7. The combination lock of claim 1, wherein the electronic interface is configured to selectively adjust the incremental positional indicators corresponding to incremental rotational positions of the dial.

8. The combination lock of claim 1, wherein the electronic interface is configured to selectively adjust a resolution of the incremental positional indicators.

9. The combination lock of claim 1, wherein the electronic interface is configured to selectively prevent display of the incremental positional indicators to disable the lock.

10. The combination lock of claim 1, wherein the electronic interface comprises an encoder configured to translate a rotational position of the dial to a corresponding electrical signal.

11. The combination lock of claim 10, wherein the encoder measures incremental movement of the dial.

12. The combination lock of claim 10, wherein the encoder measures an absolute position of the dial.

13. The combination lock of claim 1, wherein the electronic interface comprises an LCD display.

14. The combination lock of claim 1, wherein the electronic interface is adapted to provide one or more output signals corresponding to one or more conditions of the lock.

15. The combination lock of claim 14, wherein the one or more conditions of the lock comprise at least one of: user identification, lock identification, lock usage history, rotational positions during current operation of the dial.

16. The combination lock of claim 1, wherein the electronic interface is adapted to receive one or more input signals and to display a corresponding message in response to the one or more input signals.

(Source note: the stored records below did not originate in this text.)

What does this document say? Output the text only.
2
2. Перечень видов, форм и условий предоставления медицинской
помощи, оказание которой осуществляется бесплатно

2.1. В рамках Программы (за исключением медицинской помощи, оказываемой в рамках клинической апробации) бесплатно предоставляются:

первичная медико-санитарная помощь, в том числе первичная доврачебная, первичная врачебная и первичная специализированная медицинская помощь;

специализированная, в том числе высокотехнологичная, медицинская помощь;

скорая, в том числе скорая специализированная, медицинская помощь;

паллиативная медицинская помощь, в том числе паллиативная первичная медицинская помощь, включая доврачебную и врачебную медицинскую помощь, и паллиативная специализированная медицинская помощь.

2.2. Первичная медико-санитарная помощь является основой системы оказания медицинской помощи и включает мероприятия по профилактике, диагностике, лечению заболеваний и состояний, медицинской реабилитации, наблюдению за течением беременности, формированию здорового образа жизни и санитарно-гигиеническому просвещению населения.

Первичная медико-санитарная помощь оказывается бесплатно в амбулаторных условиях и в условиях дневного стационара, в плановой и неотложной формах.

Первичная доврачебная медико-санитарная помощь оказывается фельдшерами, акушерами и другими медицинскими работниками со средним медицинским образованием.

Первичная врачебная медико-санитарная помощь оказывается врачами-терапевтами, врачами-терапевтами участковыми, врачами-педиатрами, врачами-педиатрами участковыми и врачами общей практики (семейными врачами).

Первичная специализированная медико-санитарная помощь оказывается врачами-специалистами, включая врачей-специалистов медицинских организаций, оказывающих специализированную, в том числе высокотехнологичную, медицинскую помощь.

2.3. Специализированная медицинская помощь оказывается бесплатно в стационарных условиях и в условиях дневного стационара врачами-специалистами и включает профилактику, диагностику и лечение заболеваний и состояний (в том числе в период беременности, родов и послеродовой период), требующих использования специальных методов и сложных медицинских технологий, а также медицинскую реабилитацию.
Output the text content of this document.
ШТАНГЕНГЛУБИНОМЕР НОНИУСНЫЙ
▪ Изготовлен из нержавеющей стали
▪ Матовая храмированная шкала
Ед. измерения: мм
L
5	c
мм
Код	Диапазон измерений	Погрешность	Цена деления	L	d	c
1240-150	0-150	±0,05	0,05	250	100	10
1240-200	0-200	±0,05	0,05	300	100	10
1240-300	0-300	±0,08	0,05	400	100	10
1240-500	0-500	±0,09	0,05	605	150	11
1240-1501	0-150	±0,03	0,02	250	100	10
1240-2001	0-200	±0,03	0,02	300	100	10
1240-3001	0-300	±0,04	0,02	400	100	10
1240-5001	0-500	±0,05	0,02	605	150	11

17. The combination lock of claim 1, wherein the electronic interface is adapted to receive one or more input signals and to alter the incremental positional indicators in response to the one or more input signals.

18. The combination lock of claim 1, wherein the electronic interface is adapted to provide one or more output signals by at least one of: radio-frequency communication, USB connectivity, and infrared communication.

19. The combination lock of claim 1, wherein the electronic interface is adapted to receive one or more output signals by at least one of: radio-frequency communication, USB connectivity, and infrared communication.

20. The combination lock of claim 1, wherein the locking mechanism comprises one or more cams, wherein movement of each of the one or more cams to a corresponding unlocking position causes the locking member to move from the locked condition to the unlocked condition.

21. A method of controlling access to a combination lock including a locking member movable between a locked condition and an unlocked condition, and a dial, wherein successive rotation of the dial to a series of one or more predetermined rotational positions moves the locking member to the unlocked condition, the method comprising:

translating incremental rotational positions of the dial to corresponding electrical signals;

processing the electrical signals to display incremental positional indicators corresponding to the incremental rotational positions; and

selectively adjusting the incremental positional indicators associated with the corresponding incremental rotational positions to modify an authorized combination of the combination lock.

22. The method of claim 21, wherein selectively adjusting the incremental positional indicators comprises selectively adjusting a rate of incrementation of the incremental positional indicators.

23. The method of claim 21, wherein selectively adjusting the incremental positional indicators comprises selectively adjusting a zero position associated with one of the incremental rotational positions of the dial.

24. A method of controlling access to a combination lock including a locking member movable between a locked condition and an unlocked condition, and a dial, wherein successive rotation of the dial to a series of one or more predetermined rotational positions moves the locking member to the unlocked condition, the method comprising:

translating incremental rotational positions of the dial to corresponding electrical signals;

processing the electrical signals to display incremental positional indicators corresponding to the incremental rotational positions; and

selectively disabling the display of the incremental positional indicators to prohibit rotation of the dial to the series of one or more predetermined rotational positions.